Die Rautenbergs: die Geschichte einer westdeutschen Unternehmerfamilie und ihres Verfalls. Als Wilhelm und Inga sich kennenlernen, sitzt Adenauer noch im Kanzleramt. Arzttochter Inga ist eine Schönheit und Wilhelm, ein erfolgreicher Dressurreiter, die beste Partie. Doch kurz nach der Geburt des zweiten Kindes stirbt Inga an Leukämie. Die jüngere Tochter wird zu den Großeltern mütterlicherseits gegeben, die ältere bleibt beim Vater.

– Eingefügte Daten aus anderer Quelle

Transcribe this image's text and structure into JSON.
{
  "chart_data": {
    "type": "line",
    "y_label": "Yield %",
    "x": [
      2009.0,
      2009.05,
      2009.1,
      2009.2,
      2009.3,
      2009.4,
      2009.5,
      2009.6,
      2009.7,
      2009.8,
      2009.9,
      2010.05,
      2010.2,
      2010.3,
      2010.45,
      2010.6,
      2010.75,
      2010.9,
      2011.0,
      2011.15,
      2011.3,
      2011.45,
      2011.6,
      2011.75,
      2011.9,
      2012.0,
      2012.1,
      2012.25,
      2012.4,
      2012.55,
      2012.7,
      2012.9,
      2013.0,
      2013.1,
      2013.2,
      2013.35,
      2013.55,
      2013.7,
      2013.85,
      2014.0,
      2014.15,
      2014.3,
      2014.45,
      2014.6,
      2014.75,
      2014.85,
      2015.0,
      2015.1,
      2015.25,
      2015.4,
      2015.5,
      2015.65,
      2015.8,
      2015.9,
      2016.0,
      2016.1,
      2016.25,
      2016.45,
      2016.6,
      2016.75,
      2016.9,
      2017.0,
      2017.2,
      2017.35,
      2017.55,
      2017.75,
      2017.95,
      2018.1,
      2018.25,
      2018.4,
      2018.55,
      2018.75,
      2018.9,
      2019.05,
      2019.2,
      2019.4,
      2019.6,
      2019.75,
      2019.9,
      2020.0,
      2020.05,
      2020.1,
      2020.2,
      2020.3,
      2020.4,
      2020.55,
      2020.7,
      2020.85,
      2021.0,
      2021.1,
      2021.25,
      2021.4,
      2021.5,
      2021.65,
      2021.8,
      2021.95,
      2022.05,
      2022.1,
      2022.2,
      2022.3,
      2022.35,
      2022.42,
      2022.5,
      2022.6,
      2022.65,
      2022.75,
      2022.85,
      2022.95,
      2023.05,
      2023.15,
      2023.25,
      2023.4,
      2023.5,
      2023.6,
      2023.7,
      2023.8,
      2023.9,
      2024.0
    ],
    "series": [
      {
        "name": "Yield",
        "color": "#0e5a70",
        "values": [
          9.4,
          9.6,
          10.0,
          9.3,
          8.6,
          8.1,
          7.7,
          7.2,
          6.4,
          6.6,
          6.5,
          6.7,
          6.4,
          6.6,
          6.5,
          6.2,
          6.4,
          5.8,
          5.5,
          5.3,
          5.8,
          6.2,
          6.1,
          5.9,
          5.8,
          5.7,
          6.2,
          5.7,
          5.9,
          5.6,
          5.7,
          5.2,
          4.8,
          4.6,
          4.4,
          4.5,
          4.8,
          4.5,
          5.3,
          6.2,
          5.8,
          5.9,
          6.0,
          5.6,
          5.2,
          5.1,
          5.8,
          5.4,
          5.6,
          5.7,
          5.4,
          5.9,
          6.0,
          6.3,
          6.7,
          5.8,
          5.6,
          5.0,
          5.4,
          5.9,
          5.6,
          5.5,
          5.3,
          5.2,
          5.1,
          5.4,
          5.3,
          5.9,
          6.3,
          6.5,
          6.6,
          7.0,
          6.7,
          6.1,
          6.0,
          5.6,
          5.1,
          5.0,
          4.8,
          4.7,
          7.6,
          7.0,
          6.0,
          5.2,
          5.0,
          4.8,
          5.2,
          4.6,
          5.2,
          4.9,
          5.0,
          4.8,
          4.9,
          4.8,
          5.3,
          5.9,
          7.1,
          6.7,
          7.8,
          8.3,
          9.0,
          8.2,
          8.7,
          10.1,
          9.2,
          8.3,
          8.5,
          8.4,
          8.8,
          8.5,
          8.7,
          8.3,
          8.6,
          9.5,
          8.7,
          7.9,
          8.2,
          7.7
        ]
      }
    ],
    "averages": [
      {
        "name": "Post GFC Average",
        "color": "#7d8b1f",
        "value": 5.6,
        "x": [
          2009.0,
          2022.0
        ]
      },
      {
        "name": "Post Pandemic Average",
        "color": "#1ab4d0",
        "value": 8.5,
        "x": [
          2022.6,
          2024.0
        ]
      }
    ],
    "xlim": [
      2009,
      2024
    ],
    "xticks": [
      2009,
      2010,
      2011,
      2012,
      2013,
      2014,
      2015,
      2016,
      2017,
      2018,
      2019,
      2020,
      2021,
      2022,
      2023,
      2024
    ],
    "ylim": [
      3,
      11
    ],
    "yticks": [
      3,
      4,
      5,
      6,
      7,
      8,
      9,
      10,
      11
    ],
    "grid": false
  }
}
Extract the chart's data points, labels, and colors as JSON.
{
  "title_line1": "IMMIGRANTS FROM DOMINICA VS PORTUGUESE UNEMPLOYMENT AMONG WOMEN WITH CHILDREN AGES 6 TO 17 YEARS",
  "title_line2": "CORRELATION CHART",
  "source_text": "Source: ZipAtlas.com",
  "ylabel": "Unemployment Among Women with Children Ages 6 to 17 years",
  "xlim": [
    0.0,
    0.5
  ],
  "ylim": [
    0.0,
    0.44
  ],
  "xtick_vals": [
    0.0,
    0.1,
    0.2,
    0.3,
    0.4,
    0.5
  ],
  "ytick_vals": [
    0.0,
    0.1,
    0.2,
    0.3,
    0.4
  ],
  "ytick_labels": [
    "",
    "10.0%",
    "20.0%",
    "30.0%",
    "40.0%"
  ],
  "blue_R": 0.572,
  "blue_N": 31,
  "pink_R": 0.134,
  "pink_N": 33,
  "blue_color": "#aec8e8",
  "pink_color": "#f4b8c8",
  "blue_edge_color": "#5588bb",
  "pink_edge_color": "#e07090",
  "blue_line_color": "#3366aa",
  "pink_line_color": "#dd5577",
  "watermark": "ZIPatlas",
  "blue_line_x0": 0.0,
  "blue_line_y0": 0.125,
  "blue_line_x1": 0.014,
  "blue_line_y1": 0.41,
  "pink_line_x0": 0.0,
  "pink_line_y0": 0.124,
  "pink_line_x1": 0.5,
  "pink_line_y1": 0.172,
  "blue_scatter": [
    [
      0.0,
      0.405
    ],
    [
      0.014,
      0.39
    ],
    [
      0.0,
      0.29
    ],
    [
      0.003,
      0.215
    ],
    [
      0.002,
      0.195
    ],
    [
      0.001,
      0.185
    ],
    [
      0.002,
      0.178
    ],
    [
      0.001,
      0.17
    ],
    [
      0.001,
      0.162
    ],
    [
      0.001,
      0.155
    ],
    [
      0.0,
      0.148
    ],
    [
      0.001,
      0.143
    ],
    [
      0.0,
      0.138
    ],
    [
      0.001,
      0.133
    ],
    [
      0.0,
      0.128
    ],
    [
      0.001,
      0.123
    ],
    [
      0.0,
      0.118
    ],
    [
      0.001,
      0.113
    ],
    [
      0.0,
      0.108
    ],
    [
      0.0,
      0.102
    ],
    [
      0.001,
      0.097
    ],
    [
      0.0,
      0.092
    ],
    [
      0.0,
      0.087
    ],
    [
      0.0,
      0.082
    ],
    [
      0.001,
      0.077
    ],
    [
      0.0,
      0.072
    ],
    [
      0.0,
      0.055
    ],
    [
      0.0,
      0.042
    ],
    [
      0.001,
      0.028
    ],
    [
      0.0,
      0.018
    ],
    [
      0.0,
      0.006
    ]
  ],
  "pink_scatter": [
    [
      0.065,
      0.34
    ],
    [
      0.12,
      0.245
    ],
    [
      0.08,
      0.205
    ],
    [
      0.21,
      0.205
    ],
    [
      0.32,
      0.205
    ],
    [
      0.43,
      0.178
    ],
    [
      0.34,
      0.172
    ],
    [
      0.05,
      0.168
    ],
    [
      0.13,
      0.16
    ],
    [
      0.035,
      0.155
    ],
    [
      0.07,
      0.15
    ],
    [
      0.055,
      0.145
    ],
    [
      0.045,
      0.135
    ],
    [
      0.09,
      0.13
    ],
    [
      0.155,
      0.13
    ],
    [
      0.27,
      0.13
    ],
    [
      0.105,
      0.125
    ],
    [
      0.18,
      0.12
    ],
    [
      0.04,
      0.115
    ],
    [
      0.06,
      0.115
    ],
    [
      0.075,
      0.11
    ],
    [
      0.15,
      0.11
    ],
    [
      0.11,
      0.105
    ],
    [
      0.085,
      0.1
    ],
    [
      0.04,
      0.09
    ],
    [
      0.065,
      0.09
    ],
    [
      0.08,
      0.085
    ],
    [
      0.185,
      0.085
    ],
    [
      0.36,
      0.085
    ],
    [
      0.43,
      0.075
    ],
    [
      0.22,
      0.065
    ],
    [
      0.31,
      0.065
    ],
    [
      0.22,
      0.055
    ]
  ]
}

Der baut sich, um den Zwängen der Freikirchlichen Gemeinde und seiner strengen Mutter zu entfliehen, ein Haus, kilometerweit vom nächsten Nachbarn. Nach sieben Jahren holt Wilhelm seine Jüngste wieder zu sich - , ganz wie im Märchen. Was aber folgt, ist alles andere als märchenhaft.
Rezensionsnotiz zu
Süddeutsche Zeitung, 20.04.2020
Felix Stephan weist auf die zweite Ebene hin in Eva Sichelschmidts scheinbar so naiv erzähltem Roman über zwei Frauenschicksale im Nachkriegsdeutschland. Subtil verquickt die Autorin laut Stephan motivisch die Todeskrankheit der Protagonistin mit den Verdrängungmechanismen der jungen, reichen und schönen BRD. Dass die Verdrängung bis in die Sprache reicht, führt der Text dem Rezensenten ebenfalls gekonnt vor Augen.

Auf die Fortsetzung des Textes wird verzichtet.